Terraform is a "infrastructure as code" tool written in go.  I use it to help automate spinning up extra capacity for streaming during peak times, as well as running live video transcoders (taking a single high quality video input and generating multi-rate output, as well as simulcasting to facebook and YouTube).  I have also implemented terraform code for adding additional VOD transcoding.

Behind the scenes, our automation is handled using a combination of terraform code, PHP scripts and cron (on the controller) and shell scripts (on the instances).  We also use pushover to alert activity when VMs are created and to set high priority confirmation required alerts when there is a failure.... more on that later.  We do not use docker or anything similar as it tends to greatly increase time to provision.  On Linode, our typical provision time is about 90 seconds.  On vultr and hetzner, the provisioning time is usually under 150 seconds.  This is total provisioning time, including the external provider/API actions (create VM, install CentOS 7, boot, update DNS) and our actions (install OS updates and any extra repositories, install our custom packages and code, start services).  We don't use docker or any similar container systems, as it tends to massively increase provisioning time without any tangible benefit.

Problems

Not all terraform "providers" are the same.  Even though we are mostly using base level functionality that is not specific to a specific service.  This requires quite a few differences in our initialization scripts between providers.  

Differences in terraform providers

The linode provider we are using makes the IP address available as ip_address, whereas vultr and hetzner use ipv4_address.  This is likely due to older code in the linode provider.  It's a minor inconvenience, but it breaks scripts if not accounted for.

Being that these are different companies with different service offerings, we implemented our own methods for handling data center regions and plans.  

For our purposes, we key on airport codes in the rough area of the data centers and when multiple providers match a location, set priority based on our internal ranking of network quality of a provider at that location.  When we get failover working properly, we will probably want to add either a geographic lookup by distance or a custom algorithm based on expected ping times between datacenters.

We key on number of CPU cores for standard plan types.  This isn't precise, but close enough for our purposes.  For video encoding, vultr tends to perform quite a bit better due to x264 taking advantage of specific features in their newer skylake processors.

No one has written a terraform provider for constellix yet.  For speed of implementation, we use a simple custom written PHP CLI script to change DNS.  Ideally we would write this ourselves and release open source, but developer time is very limited.

Unsolved problems

Failover

We often spin up multiple VMs simultaneously at different providers and data centers.  Oddly, terraform doesn't provide a good way of determining which instance(s) have failed to start.  When terraform apply is complete, we check its return code to look for errors and send a pushover notification of the last 3 lines of the log.  This will give us the count of the number of instances changed broken down by added, removed or failed... but not a clear cut way of telling which ones have failed or why.  Although failure is uncommon, our most common cause of failure is lack of availability of large instances in the vultr LAX region.  For now, we manually respond to these failures, changing the region ID.  Ideally, we would catch these errors and switch providers as well as datacenters in the event of either capacity issues or an API failure at a particular provider.

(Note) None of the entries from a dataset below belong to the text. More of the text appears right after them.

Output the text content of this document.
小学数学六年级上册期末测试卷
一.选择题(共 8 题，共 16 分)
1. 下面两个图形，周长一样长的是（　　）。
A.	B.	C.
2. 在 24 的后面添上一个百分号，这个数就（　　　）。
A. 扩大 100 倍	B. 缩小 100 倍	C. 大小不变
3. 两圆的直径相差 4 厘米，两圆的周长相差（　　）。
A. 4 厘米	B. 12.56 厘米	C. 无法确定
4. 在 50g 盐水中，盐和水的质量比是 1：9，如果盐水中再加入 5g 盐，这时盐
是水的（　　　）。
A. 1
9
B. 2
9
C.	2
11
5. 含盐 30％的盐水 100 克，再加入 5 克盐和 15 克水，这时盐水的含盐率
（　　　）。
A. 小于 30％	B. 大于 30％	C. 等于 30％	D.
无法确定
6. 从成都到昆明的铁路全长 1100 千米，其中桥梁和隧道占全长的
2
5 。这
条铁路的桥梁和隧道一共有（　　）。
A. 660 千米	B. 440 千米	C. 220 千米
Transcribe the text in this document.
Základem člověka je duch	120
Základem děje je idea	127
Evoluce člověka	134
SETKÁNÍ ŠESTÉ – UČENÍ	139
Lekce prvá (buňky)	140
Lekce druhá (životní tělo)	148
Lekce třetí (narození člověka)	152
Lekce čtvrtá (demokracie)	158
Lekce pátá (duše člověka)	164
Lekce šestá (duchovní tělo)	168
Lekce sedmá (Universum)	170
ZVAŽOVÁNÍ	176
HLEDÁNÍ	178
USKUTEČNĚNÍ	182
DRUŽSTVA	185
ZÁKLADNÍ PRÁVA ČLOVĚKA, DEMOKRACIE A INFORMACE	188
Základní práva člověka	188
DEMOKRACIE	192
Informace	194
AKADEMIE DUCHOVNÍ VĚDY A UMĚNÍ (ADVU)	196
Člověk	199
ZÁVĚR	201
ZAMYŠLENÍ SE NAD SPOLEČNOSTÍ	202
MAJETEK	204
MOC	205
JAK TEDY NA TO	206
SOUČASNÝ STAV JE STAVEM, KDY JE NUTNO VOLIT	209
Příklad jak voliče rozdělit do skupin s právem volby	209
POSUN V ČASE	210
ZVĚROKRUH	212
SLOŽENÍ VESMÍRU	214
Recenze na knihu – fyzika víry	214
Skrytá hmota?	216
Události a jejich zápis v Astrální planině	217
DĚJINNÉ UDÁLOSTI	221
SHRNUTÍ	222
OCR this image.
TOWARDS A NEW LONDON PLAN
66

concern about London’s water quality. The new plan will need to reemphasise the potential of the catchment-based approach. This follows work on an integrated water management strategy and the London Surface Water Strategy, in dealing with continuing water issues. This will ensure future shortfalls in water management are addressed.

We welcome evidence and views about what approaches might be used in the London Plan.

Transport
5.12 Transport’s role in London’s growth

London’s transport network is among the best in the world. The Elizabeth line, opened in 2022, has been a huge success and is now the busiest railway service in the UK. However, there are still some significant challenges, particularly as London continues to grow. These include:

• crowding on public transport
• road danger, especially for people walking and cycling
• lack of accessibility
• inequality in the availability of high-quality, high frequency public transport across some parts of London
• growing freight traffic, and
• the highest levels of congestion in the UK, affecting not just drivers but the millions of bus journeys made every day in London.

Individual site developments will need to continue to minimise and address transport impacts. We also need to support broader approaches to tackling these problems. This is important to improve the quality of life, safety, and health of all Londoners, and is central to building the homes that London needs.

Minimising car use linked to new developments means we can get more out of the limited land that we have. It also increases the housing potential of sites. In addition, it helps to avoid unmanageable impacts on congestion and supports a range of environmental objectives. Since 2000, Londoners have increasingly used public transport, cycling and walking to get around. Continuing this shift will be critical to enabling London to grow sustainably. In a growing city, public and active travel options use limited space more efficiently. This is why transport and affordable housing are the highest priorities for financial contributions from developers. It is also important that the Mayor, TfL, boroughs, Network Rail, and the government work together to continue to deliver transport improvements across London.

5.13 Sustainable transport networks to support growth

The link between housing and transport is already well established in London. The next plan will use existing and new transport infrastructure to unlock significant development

Overlap with timed shutdown

Our transcoders often contain data we want to keep.  When we start a VM (depending on the purpose, initiated by the client, our automation systems or a schedule set by the client), we set some internal metadata with an expiration.  For live transcoders, we record the incoming stream to the local disk of the VM.  When broadcasting stops, this is uploaded back to the client's account.  If the client either forgets to stop the broadcast or the upload takes to long / fails, we need a mechanism in place to keep the VM alive, to stop the broadcast and start uploading, to complete the upload, or for manual intervention in the case of an error not fully handled by automation.  Our VMs are named for the client.  I may be missing something here, but renaming the VM results in tainting (destroys / recreates).  Timing can be an issue, so we can't simply leave the VM (with services shut down), as it could conflict with the next service start time.